O caso da Nova Zelândia é bastante emblemático tanto pela atuação para eliminar o novo coronavírus do território - no país, a pandemia foi controlada com apenas 21 mortes, índice de 0,5 por 100 mil habitantes. “Isso demonstra que cuidado e empatia não são características importantes apenas no espaço privado, mas, principalmente, nos espaços públicos”, reitera Carolina Costa.
Além disso, a primeira-ministra Jacinda Ardern foi, também, a primeira líder a participar de uma Assembléia Geral da ONU com um bebê no colo - na época, a filha da premiê tinha 3 meses.
Rotina intensa
“Meu dia começa às 5h da manhã. Às 6h, eu tomo café com o neném, depois eu já saio para remar, volto, trabalho, estudo línguas e faço mestrado”, relata Bruna. Conseguir conciliar tantas atividades se torna mais fácil pelo apoio que recebe do marido e da babá.
“Ele é pai e eu sou mãe. Como a gente não tem rede de apoio familiar, um depende do outro aqui para conseguir realizar seus projetos. Todas as tarefas a gente divide meio a meio. Isso foi importante para eu conseguir fazer o mestrado, por exemplo”, relata.

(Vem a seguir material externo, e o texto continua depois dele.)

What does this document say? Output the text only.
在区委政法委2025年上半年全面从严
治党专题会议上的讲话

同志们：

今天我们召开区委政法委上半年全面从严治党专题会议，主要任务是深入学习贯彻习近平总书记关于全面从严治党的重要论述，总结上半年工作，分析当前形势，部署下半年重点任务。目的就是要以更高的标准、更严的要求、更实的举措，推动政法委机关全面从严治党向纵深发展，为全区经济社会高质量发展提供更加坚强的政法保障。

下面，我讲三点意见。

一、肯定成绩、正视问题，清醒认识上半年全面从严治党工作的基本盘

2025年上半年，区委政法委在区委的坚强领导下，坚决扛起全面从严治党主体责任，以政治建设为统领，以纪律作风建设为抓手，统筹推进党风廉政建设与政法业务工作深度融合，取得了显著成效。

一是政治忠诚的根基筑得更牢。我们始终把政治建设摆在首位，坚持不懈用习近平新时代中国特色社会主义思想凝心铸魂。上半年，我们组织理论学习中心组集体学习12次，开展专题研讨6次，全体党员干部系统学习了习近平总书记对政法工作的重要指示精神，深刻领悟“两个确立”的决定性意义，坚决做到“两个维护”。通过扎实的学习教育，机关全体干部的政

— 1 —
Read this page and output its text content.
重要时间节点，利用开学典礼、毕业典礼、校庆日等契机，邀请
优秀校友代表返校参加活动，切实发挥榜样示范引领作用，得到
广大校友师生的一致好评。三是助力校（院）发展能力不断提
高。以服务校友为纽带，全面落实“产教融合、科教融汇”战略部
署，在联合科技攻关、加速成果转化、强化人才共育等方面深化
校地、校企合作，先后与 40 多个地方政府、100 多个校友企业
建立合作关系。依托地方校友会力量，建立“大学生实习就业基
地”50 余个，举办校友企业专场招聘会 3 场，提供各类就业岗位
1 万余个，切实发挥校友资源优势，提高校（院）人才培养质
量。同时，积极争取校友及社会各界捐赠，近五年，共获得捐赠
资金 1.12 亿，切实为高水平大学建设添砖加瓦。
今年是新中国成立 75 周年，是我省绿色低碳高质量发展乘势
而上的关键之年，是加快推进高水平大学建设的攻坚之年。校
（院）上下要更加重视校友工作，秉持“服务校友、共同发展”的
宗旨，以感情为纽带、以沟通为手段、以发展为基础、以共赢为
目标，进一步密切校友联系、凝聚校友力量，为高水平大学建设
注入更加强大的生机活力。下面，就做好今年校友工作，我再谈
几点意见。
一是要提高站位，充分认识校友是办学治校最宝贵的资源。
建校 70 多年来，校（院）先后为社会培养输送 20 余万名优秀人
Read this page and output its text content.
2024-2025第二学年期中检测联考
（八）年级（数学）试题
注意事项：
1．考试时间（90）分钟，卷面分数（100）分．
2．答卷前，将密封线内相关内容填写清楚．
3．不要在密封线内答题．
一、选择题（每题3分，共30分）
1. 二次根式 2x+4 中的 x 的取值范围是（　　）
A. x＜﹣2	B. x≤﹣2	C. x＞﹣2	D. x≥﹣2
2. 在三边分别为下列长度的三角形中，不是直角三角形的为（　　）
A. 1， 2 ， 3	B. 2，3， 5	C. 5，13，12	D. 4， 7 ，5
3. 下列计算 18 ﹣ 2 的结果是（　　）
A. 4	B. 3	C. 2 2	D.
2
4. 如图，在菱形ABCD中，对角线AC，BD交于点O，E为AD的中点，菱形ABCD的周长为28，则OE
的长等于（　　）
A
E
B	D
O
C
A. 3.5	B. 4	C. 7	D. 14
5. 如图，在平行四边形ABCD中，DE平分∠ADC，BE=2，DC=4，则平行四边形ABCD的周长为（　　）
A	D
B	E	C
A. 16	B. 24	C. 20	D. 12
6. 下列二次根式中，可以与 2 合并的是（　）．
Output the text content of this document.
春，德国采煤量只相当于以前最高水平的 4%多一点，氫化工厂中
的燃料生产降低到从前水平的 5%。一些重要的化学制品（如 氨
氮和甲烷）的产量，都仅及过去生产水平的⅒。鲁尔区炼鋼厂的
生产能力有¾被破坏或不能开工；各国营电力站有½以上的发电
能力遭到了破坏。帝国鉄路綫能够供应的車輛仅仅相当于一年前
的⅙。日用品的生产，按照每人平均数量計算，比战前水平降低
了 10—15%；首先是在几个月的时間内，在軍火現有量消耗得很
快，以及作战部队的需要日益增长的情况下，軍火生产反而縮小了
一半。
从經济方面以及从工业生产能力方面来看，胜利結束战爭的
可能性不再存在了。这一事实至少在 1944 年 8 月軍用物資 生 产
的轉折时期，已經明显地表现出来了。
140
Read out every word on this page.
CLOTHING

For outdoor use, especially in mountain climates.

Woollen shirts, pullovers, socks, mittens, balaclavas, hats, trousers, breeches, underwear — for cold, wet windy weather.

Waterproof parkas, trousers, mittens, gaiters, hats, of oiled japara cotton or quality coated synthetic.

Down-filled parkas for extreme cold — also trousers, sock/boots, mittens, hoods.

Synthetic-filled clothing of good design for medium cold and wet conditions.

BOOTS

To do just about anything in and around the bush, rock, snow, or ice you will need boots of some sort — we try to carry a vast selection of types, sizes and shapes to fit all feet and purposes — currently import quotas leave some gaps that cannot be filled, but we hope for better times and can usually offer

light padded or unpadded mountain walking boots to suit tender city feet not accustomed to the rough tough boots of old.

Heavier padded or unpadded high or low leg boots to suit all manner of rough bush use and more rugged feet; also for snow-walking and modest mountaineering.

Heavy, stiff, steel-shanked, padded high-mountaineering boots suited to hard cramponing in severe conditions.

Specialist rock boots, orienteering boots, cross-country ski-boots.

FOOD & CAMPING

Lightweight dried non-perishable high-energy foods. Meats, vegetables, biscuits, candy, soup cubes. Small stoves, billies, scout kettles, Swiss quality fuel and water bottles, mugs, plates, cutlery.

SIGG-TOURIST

Apesar de poder contar com a assistência em casa, Bruna acredita que mulheres mães têm maior dificuldade em se desligar, por ter uma preocupação mais constante com o filho: “o instinto materno é muito forte. Você sente necessidade de cuidar, de proteger. Tem aquela preocupação extrema, se ganha peso ou não, se dorme ou não”, comenta. Por isso, “é muito mais fácil um homem se desligar da paternidade e focar num projeto do que a mulher se desligar da maternidade para focar num projeto semelhante”, opina.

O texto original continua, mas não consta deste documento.